Gleich zu Beginn seiner Amtszeit wollte Pedro Sánchez damit öffentlichkeitswirksam punkten: In seinem ersten Fernsehinterview im Juni 2017 kündigte
Spaniens sozialistischer Premier an,
die Überreste des 1975 verstorbenen Diktators Francisco Franco
umzubetten
. Noch vor der Sommerpause sollten sie aus dem
Valle de los Caídos, dem monumentalen Grabmal im Guadarrama-Gebirge
50 Kilometer nordwestlich von Madrid, exhumiert werden. Doch ein
halbes Jahr später liegen die Knochen immer noch an der gleichen
Stelle: bestattet unter einer schlichten Granitplatte in
einer Felsenkirche, die ein 155 Meter hohes Betonkreuz krönt. Ein paar Wochenendausflügler machen heimlich Selfies davor. Als die
Wächterin wegschaut, reckt einer den Arm zum faschistischen Gruß.

Just
solche Bilder wollte Sánchez mit seinem Vorstoß vermeiden. Als
Pilgerstätte Franco-Getreuer gilt das Mahnmal vielen als
sichtbarstes Zeichen einer immer noch mangelhaften Aufarbeitung der
fast vierzigjährigen Diktatur.

Franco selbst hatte den Bau in Auftrag gegeben – als Mahnmal seines Sieges im Bürgerkrieg (1936 bis 1939). Im
Inneren der in den Fels gesprengten Basilika huldigen Marienkapellen
den Schutzpatroninnen der spanischen Heere. In den Seitenkapellen des
Tunnelgewölbes ruhen die Überreste von 30.000 Bürgerkriegsopfern;
Unterstützer des Putschisten ebenso wie republikanische Soldaten.
Das sei Ausdruck des Charakters der Basilika als “Mahnmal der
Versöhnung”, heißt es in der offiziellen Broschüre. Dabei konnte
von Versöhnung bei der Einweihung 1959 keine Rede sein.

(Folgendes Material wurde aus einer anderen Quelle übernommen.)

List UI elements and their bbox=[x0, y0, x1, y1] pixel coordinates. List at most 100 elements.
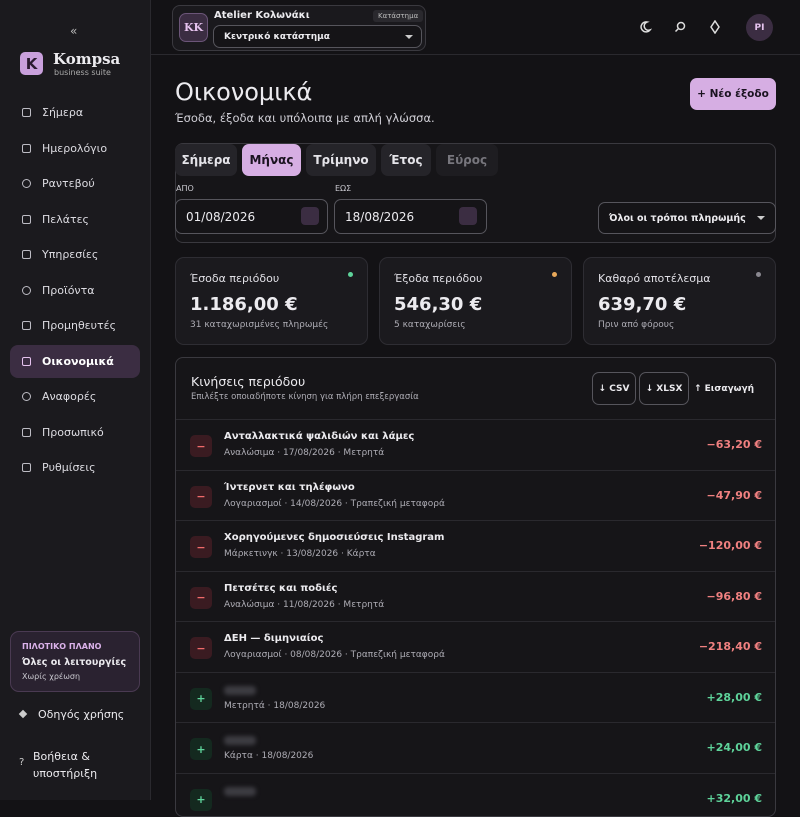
user-avatar[interactable]: PI bbox=[746, 14, 773, 41]
transactions-title: Κινήσεις περιόδου bbox=[191, 374, 305, 389]
nav-label: Ρυθμίσεις bbox=[42, 461, 96, 474]
nav-icon bbox=[22, 215, 31, 224]
page-title: Οικονομικά bbox=[175, 78, 312, 106]
collapse-button[interactable]: « bbox=[70, 24, 77, 38]
page-subtitle: Έσοδα, έξοδα και υπόλοιπα με απλή γλώσσα… bbox=[175, 111, 435, 125]
period-tab[interactable]: Έτος bbox=[381, 144, 431, 176]
nav-item[interactable]: Προσωπικό bbox=[10, 416, 140, 449]
card-title: Έσοδα περιόδου bbox=[190, 272, 279, 285]
premium-button[interactable] bbox=[708, 20, 722, 34]
row-amount: +32,00 € bbox=[707, 792, 763, 805]
guide-icon bbox=[19, 710, 27, 718]
period-tab: Εύρος bbox=[436, 144, 498, 176]
nav-icon bbox=[22, 250, 31, 259]
plan-label: ΠΙΛΟΤΙΚΟ ΠΛΑΝΟ bbox=[22, 642, 101, 651]
brand: Kompsa bbox=[53, 50, 120, 68]
row-name: ΔΕΗ — διμηνιαίος bbox=[224, 633, 323, 644]
help-link[interactable]: Βοήθεια & υποστήριξη bbox=[33, 748, 123, 782]
logo: K bbox=[20, 52, 43, 75]
row-amount: −63,20 € bbox=[707, 438, 763, 451]
payment-select[interactable]: Όλοι οι τρόποι πληρωμής bbox=[598, 202, 776, 234]
transactions-panel: Κινήσεις περιόδου Επιλέξτε οποιαδήποτε κ… bbox=[175, 357, 776, 817]
store-avatar: KK bbox=[179, 13, 208, 42]
row-name: Χορηγούμενες δημοσιεύσεις Instagram bbox=[224, 532, 444, 543]
transaction-row[interactable]: + Κάρτα · 18/08/2026 +24,00 € bbox=[176, 722, 776, 772]
card-note: Πριν από φόρους bbox=[598, 320, 674, 330]
nav-icon bbox=[22, 321, 31, 330]
guide-link[interactable]: Οδηγός χρήσης bbox=[38, 708, 124, 721]
store-badge: Κατάστημα bbox=[373, 10, 423, 22]
nav-item[interactable]: Προμηθευτές bbox=[10, 309, 140, 342]
calendar-button[interactable] bbox=[459, 207, 477, 225]
nav-item[interactable]: Σήμερα bbox=[10, 96, 140, 129]
nav-item[interactable]: Προϊόντα bbox=[10, 274, 140, 307]
page: {"sidebar":{"collapse":"«","logo_letter"… bbox=[0, 0, 800, 800]
nav-icon bbox=[22, 463, 31, 472]
row-name-hidden bbox=[224, 736, 256, 745]
plan-note: Χωρίς χρέωση bbox=[22, 672, 80, 681]
card-value: 1.186,00 € bbox=[190, 294, 298, 315]
store-switcher[interactable]: KK Atelier Κολωνάκι Κατάστημα Κεντρικό κ… bbox=[172, 5, 426, 51]
card-note: 31 καταχωρισμένες πληρωμές bbox=[190, 320, 328, 330]
help-icon: ? bbox=[19, 757, 24, 768]
row-name: Ίντερνετ και τηλέφωνο bbox=[224, 482, 355, 493]
nav-item[interactable]: Ρυθμίσεις bbox=[10, 451, 140, 484]
card-dot bbox=[348, 272, 353, 277]
row-icon: − bbox=[190, 536, 212, 558]
row-meta: Κάρτα · 18/08/2026 bbox=[224, 751, 313, 761]
row-icon: + bbox=[190, 738, 212, 760]
store-name: Atelier Κολωνάκι bbox=[214, 10, 310, 21]
search-button[interactable] bbox=[673, 20, 687, 34]
nav-label: Προϊόντα bbox=[42, 284, 94, 297]
row-meta: Λογαριασμοί · 14/08/2026 · Τραπεζική μετ… bbox=[224, 499, 445, 509]
nav-item[interactable]: Αναφορές bbox=[10, 380, 140, 413]
new-expense-button[interactable]: + Νέο έξοδο bbox=[690, 78, 776, 110]
row-amount: −120,00 € bbox=[699, 539, 762, 552]
export-button[interactable]: ↓ CSV bbox=[592, 372, 636, 405]
period-tab[interactable]: Τρίμηνο bbox=[306, 144, 376, 176]
select-caret bbox=[405, 35, 413, 43]
nav-label: Υπηρεσίες bbox=[42, 248, 98, 261]
nav-item[interactable]: Υπηρεσίες bbox=[10, 238, 140, 271]
nav-item[interactable]: Πελάτες bbox=[10, 203, 140, 236]
period-tab[interactable]: Μήνας bbox=[242, 144, 301, 176]
row-amount: −96,80 € bbox=[707, 590, 763, 603]
nav-icon bbox=[22, 392, 31, 401]
nav-item[interactable]: Ραντεβού bbox=[10, 167, 140, 200]
nav-icon bbox=[22, 108, 31, 117]
row-name-hidden bbox=[224, 686, 256, 695]
row-amount: −218,40 € bbox=[699, 640, 762, 653]
export-button[interactable]: ↓ XLSX bbox=[639, 372, 689, 405]
transaction-row[interactable]: ++32,00 € bbox=[176, 773, 776, 817]
select-caret bbox=[757, 216, 765, 224]
card-value: 639,70 € bbox=[598, 294, 686, 315]
card-note: 5 καταχωρίσεις bbox=[394, 320, 466, 330]
row-icon: − bbox=[190, 435, 212, 457]
card-title: Καθαρό αποτέλεσμα bbox=[598, 272, 711, 285]
topbar: KK Atelier Κολωνάκι Κατάστημα Κεντρικό κ… bbox=[151, 0, 800, 55]
nav-item[interactable]: Οικονομικά bbox=[10, 345, 140, 378]
row-icon: − bbox=[190, 637, 212, 659]
nav-item[interactable]: Ημερολόγιο bbox=[10, 132, 140, 165]
theme-toggle[interactable] bbox=[638, 20, 652, 34]
summary-card: Καθαρό αποτέλεσμα 639,70 € Πριν από φόρους bbox=[583, 257, 776, 345]
export-button[interactable]: ↑ Εισαγωγή bbox=[689, 372, 759, 405]
transaction-row[interactable]: +Μετρητά · 18/08/2026+28,00 € bbox=[176, 672, 776, 722]
row-meta: Αναλώσιμα · 17/08/2026 · Μετρητά bbox=[224, 448, 384, 458]
nav-icon bbox=[22, 428, 31, 437]
card-dot bbox=[552, 272, 557, 277]
row-amount: +24,00 € bbox=[707, 741, 763, 754]
store-select[interactable]: Κεντρικό κατάστημα bbox=[213, 25, 422, 48]
to-label: ΕΩΣ bbox=[335, 184, 351, 193]
row-meta: Μετρητά · 18/08/2026 bbox=[224, 701, 325, 711]
calendar-button[interactable] bbox=[301, 207, 319, 225]
nav-label: Πελάτες bbox=[42, 213, 89, 226]
period-tab[interactable]: Σήμερα bbox=[175, 144, 237, 176]
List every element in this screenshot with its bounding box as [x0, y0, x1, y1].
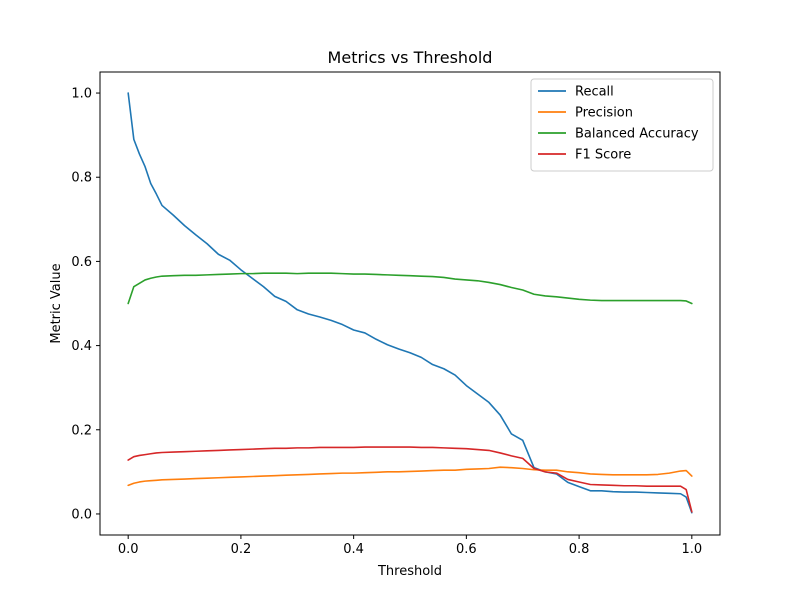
axes-frame: [99, 71, 721, 536]
y-axis-label: Metric Value: [49, 263, 64, 343]
series-line-3: [127, 446, 693, 513]
legend: Recall Precision Balanced Accuracy F1 Score: [530, 78, 714, 172]
x-tick-label: 0.4: [343, 542, 364, 557]
x-tick-label: 0.0: [118, 542, 139, 557]
y-axis-ticks: 0.0 0.2 0.4 0.6 0.8 1.0: [71, 87, 100, 522]
legend-box: [530, 78, 714, 172]
series-line-0: [127, 92, 693, 514]
y-tick-label: 0.6: [71, 255, 92, 270]
series-line-1: [127, 466, 693, 487]
y-tick-label: 0.4: [71, 339, 92, 354]
x-axis-label: Threshold: [377, 564, 442, 579]
x-axis-ticks: 0.0 0.2 0.4 0.6 0.8 1.0: [118, 535, 702, 557]
series-lines: [127, 92, 693, 514]
y-tick-label: 0.8: [71, 171, 92, 186]
legend-label-2: Balanced Accuracy: [575, 127, 699, 142]
series-line-2: [127, 272, 693, 305]
y-tick-label: 1.0: [71, 87, 92, 102]
legend-label-3: F1 Score: [575, 148, 631, 163]
y-tick-label: 0.2: [71, 423, 92, 438]
y-tick-label: 0.0: [71, 507, 92, 522]
legend-label-1: Precision: [575, 106, 633, 121]
x-tick-label: 0.6: [456, 542, 477, 557]
x-tick-label: 1.0: [681, 542, 702, 557]
x-tick-label: 0.2: [231, 542, 252, 557]
x-tick-label: 0.8: [569, 542, 590, 557]
legend-label-0: Recall: [575, 85, 614, 100]
chart-title: Metrics vs Threshold: [328, 48, 493, 67]
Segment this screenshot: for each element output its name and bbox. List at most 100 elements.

Eigentlich schien alles geklärt

Unterstützer
der spanischen Republik wurden unter Franco strafrechtlich verfolgt. Die Basilika war unter anderem von republikanischen Zwangsarbeitern
gebaut worden, die Überreste der republikanischen Toten hatte man
teils ohne Genehmigung ihrer Familien dorthin gekarrt. Heute ist es
nach Ansicht von Historikern vor allem die Präsenz des Diktators selbst,
die eine andere Lesart als die der Verherrlichung seines Regimes
erschwert. Bereits 2011 forderte eine von Sánchez’ Parteikollegen
José-Luis Rodríguez Zapatero eingesetzte Kommission die Umbettung,
eine Ausstellung sollte den notwendigen Kontext zur historischen
Einordnung des Bauwerks liefern.

Für beides schien es zuletzt einen
breiten Konsens zu geben. Im Mai 2017 hatte das spanische Parlament
die damals noch amtierende Regierung unter Mariano Rajoy um Umsetzung des
Gutachtens gebeten, lediglich die konservative PP und ein paar
regionale Parteien hatten sich enthalten. Wohl auch
deswegen erschien Sánchez der Vorstoß als opportuner Auftakt
seiner Amtszeit: ein symbolpolitischer Akt mit geringen politischen
Kosten – und großer Breitenwirkung. Doch der Premier
hatte die Rechnung ohne die sieben Enkel des Diktators gemacht – und
ohne den Benediktinerorden, der seit 1958 mit der seelsorgerischen
Pflege des Grabmals beauftragt ist. Beide blockieren Sánchez’ Prestigeprojekt, bisher erfolgreich.

“Blamage ersten Ranges”

Laut Dekret
sollten Francos sterbliche Überreste seiner Familie übergeben
werden
, um sie in deren Grab auf dem Pardo-Friedhof bei Madrid
beizusetzen, fernab der Öffentlichkeit. Doch die Enkel bevorzugten
als letzte Ruhestätte die Familiengruft in der Almudena-Kathedrale,
der Bischofskirche des Erzbistums Madrid. Hier, im Herzen der
Hauptstadt, ließ sich das spanische Königspaar trauen, prominenter
kann man als Toter kaum ruhen.

Offensichtlich war der Regierung unter
Sánchez die Existenz dieses Grabes nicht bekannt. In den Augen des
Kirchenjournalisten José Manuel Vidal eine “Blamage ersten
Ranges”, die zu einem kirchenpolitischen Eiertanz führte. “Rein
kirchenrechtlich kann das Anrecht eines Christen auf eine Grabstätte
nicht verweigert werden – ganz egal, um wen es sich handelt”, sagt
Vidal. “Gleichzeitig bemüht sich die spanische Amtskirche unter
Franziskus um einen politisch neutralen Kurs und will nicht als
Fürsprecherin der politischen Rechten gelten.” Kaum eine Debatte
sei dabei so heikel wie der Umgang mit dem toten Diktator. Die
katholische Kirche war nicht nur zunächst einer der wichtigsten
Stützpfeiler der Franco­-Diktatur – in den Nullerjahren hat sie
sich auch als Widersacherin der sozialistischen Regierung von Zapatero
profiliert und zu Großdemos gegen dessen Gesellschaftsreformen
aufgerufen.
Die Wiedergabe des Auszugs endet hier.